Pengin
Pengin

Reputation: 4772

Akka stream batching

Learning Akka Streams. I have a stream of records, many per time unit, already ordered by time (from Slick), and I want to batch them into time groups for processing by detecting when the time step changes.

Example

case class Record(time: Int, payload: String)

If the incoming stream is

Record(1, "a")
Record(1, "k")
Record(1, "k")
Record(1, "a")
Record(2, "r")
Record(2, "o")
Record(2, "c")
Record(2, "k")
Record(2, "s")
Record(3, "!")
...

I would like to transform this into

Batch(1, Seq("a","k","k","a"))
Batch(2, Seq("r","o","c","k","s"))
Batch(3, Seq("!"))
...

So far I've only found grouping by a fixed number of records, or splitting into many substreams, but from my perspective I don't need multiple substreams.
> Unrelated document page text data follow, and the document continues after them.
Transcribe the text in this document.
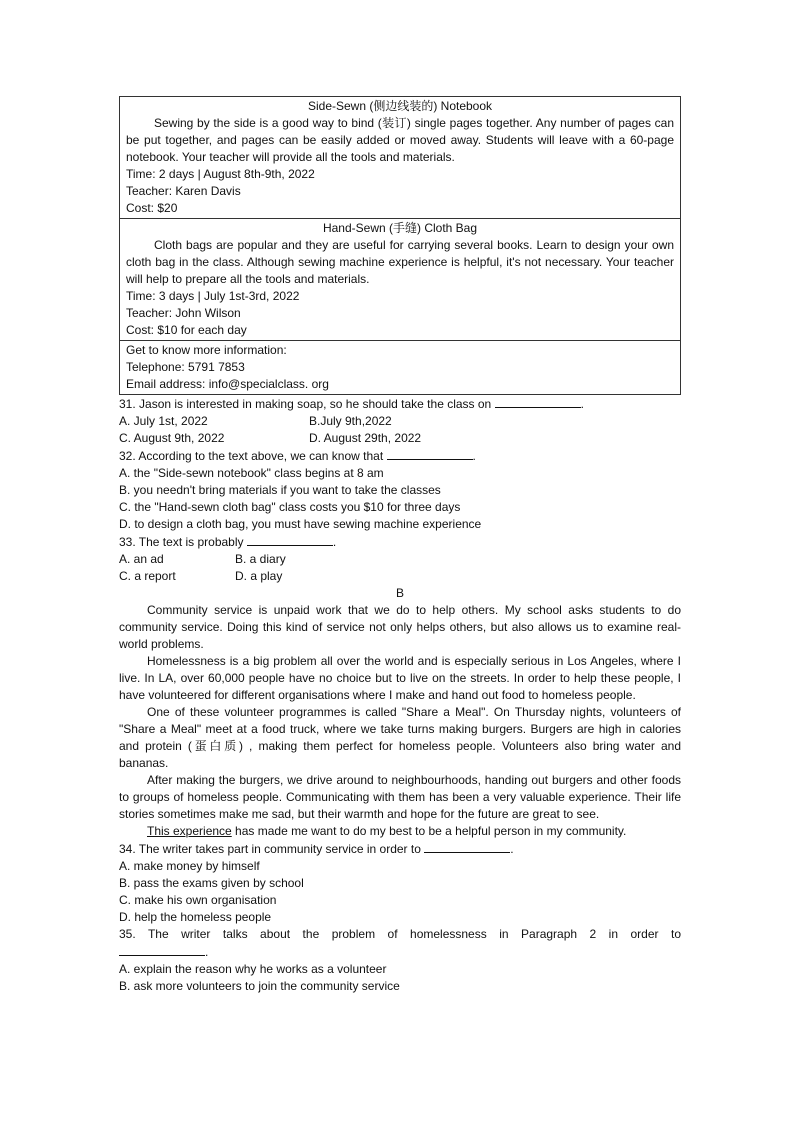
Side-Sewn (侧边线装的) Notebook

Sewing by the side is a good way to bind (装订) single pages together. Any number of pages can be put together, and pages can be easily added or moved away. Students will leave with a 60-page notebook. Your teacher will provide all the tools and materials.

Time: 2 days | August 8th-9th, 2022
Teacher: Karen Davis
Cost: $20

Hand-Sewn (手缝) Cloth Bag

Cloth bags are popular and they are useful for carrying several books. Learn to design your own cloth bag in the class. Although sewing machine experience is helpful, it's not necessary. Your teacher will help to prepare all the tools and materials.

Time: 3 days | July 1st-3rd, 2022
Teacher: John Wilson
Cost: $10 for each day

Get to know more information:
Telephone: 5791 7853
Email address: info@specialclass. org

31. Jason is interested in making soap, so he should take the class on	.

A. July 1st, 2022	B.July 9th,2022
C. August 9th, 2022	D. August 29th, 2022

32. According to the text above, we can know that	.

A. the "Side-sewn notebook" class begins at 8 am
B. you needn't bring materials if you want to take the classes
C. the "Hand-sewn cloth bag" class costs you $10 for three days
D. to design a cloth bag, you must have sewing machine experience

33. The text is probably	.

A. an ad	B. a diary
C. a report	D. a play

B

Community service is unpaid work that we do to help others. My school asks students to do community service. Doing this kind of service not only helps others, but also allows us to examine real-world problems.

Homelessness is a big problem all over the world and is especially serious in Los Angeles, where I live. In LA, over 60,000 people have no choice but to live on the streets. In order to help these people, I have volunteered for different organisations where I make and hand out food to homeless people.

One of these volunteer programmes is called "Share a Meal". On Thursday nights, volunteers of "Share a Meal" meet at a food truck, where we take turns making burgers. Burgers are high in calories and protein (蛋白质) , making them perfect for homeless people. Volunteers also bring water and bananas.

After making the burgers, we drive around to neighbourhoods, handing out burgers and other foods to groups of homeless people. Communicating with them has been a very valuable experience. Their life stories sometimes make me sad, but their warmth and hope for the future are great to see.

This experience has made me want to do my best to be a helpful person in my community.

34. The writer takes part in community service in order to	.

A. make money by himself
B. pass the exams given by school
C. make his own organisation
D. help the homeless people

35. The writer talks about the problem of homelessness in Paragraph 2 in order to

.

A. explain the reason why he works as a volunteer
B. ask more volunteers to join the community service
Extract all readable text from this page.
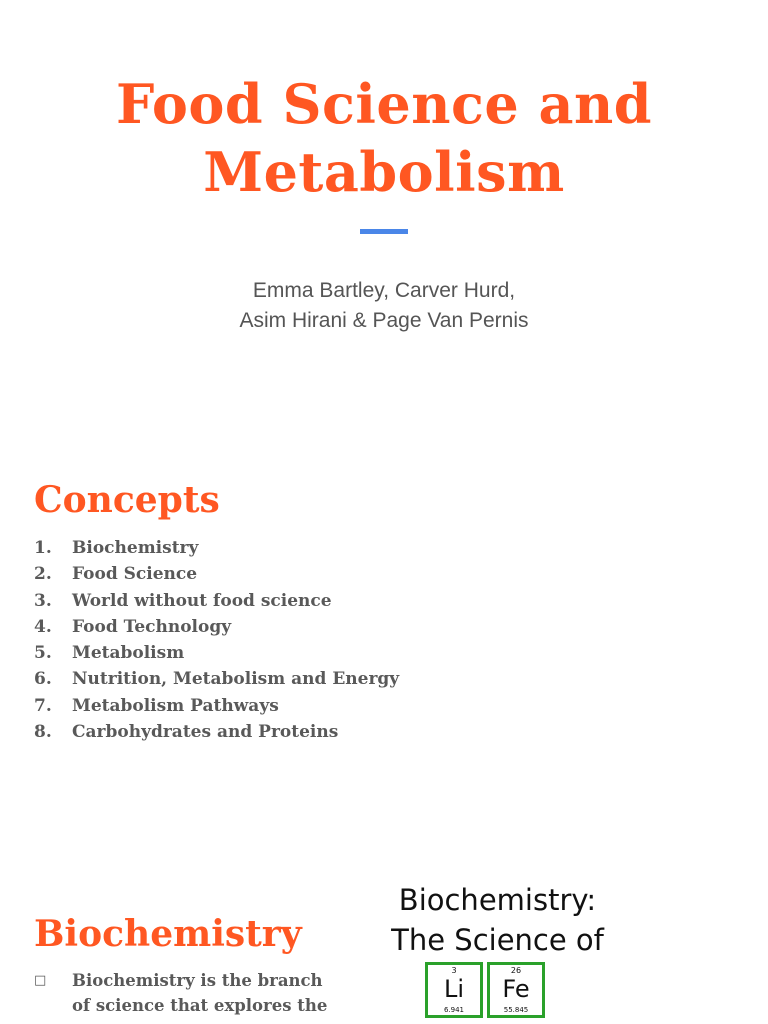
Food Science and Metabolism
Emma Bartley, Carver Hurd,
Asim Hirani & Page Van Pernis
Concepts
1.	Biochemistry
2.	Food Science
3.	World without food science
4.	Food Technology
5.	Metabolism
6.	Nutrition, Metabolism and Energy
7.	Metabolism Pathways
8.	Carbohydrates and Proteins
Biochemistry
□	Biochemistry is the branch of science that explores the
Biochemistry:
The Science of
3
Li
6.941
26
Fe
55.845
Update: I found batch, but it looks more concerned with backpressure than just batching all the time.

Upvotes: 4

Views: 1298

Answers (1)

Jeffrey Chung
Jeffrey Chung

Reputation: 19507

statefulMapConcat is the multitool in the Akka Streams library.

val records =
  Source(List(
    Record(1, "a"),
    Record(1, "k"),
    Record(1, "k"),
    Record(1, "a"),
    Record(2, "r"),
    Record(2, "o"),
    Record(2, "c"),
    Record(2, "k"),
    Record(2, "s"),
    Record(3, "!")
  ))
  .concat(Source.single(Record(0, "notused"))) // needed to print the last element

records
  .statefulMapConcat { () =>
    var currentTime = 0
    var payloads: Seq[String] = Nil

    record =>
      if (record.time == currentTime) {
        payloads = payloads :+ record.payload
        Nil
      } else {
        val previousState = (currentTime, payloads)
        currentTime = record.time
        payloads = Seq(record.payload)
        List(previousState)
      }
  }
  .runForeach(println)

Running the above prints the following:

(0,List())
(1,List(a, k, k, a))
(2,List(r, o, c, k, s))
(3,List(!))

You can adjust the example to print Batch objects.